I cleaned the data by first loading the dataset using read_csv(). Then, I selected only the relevant variables such as time, labour force values, gender, and area. I renamed these variables to simpler names to make them easier to work with in R. After that, I filtered the dataset to include only observations for Ethiopia and removed the “Total” category so that I could focus on comparing groups more clearly. This made the dataset cleaner and ready for analysis.

For the visualization, I used a boxplot where each box represents the distribution of labour force values for each gender. The colors represent different gender groups, making it easier to compare them. Since the dataset only included data for the year 2021, I was not able to analyze trends over time, so I focused on comparing differences between groups instead.

The regression results examine the relationship between gender and labour force. The model shows that males have a higher average labour force value than females; however, the p-value is greater than 0.05, which means this difference is not statistically significant. The adjusted R-squared value is very low, indicating that gender explains only a small portion of the variation in labour force. Overall, this suggests that gender alone does not strongly explain differences in labour force in Ethiopia for 2021.

One limitation of this analysis is that the dataset only includes one year (2021), which prevents analyzing trends over time. This limits the ability to fully understand how the labour market has changed.I wish I could include more detailed variables, such as age groups or employment sectors, to better understand how different factors affect labour force participation. This would provide a deeper insight into the labour market and help explain variations more clearly.

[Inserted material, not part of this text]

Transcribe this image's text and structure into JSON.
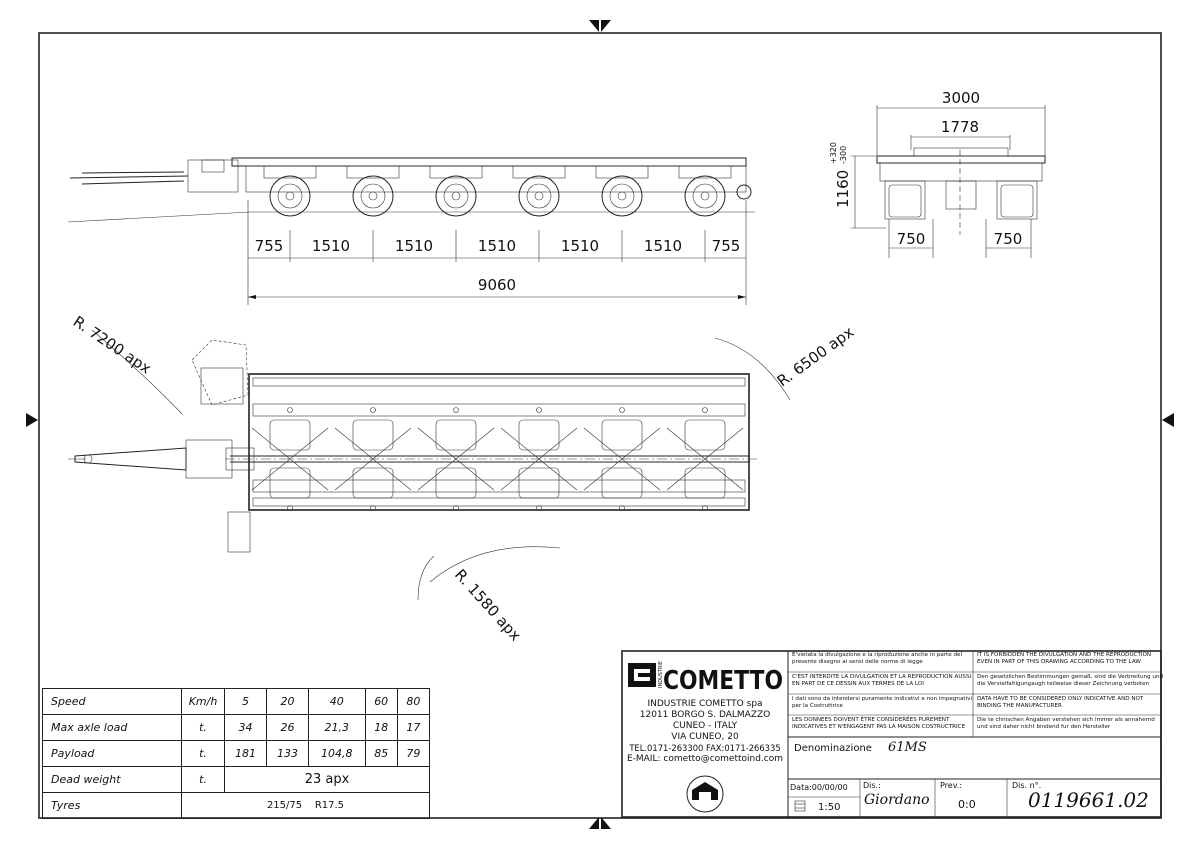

I used AI as a learning tool to better understand key concepts such as p-values, R-squared, and regression, which helped me interpret my results more clearly and confidently. It provided simple explanations and examples that made complex statistical ideas easier to understand. I was able to connect these concepts directly to my own dataset and results. This helped me explain what the regression output means instead of just reporting numbers. Overall, it improved my understanding of the analysis and made my interpretations more accurate.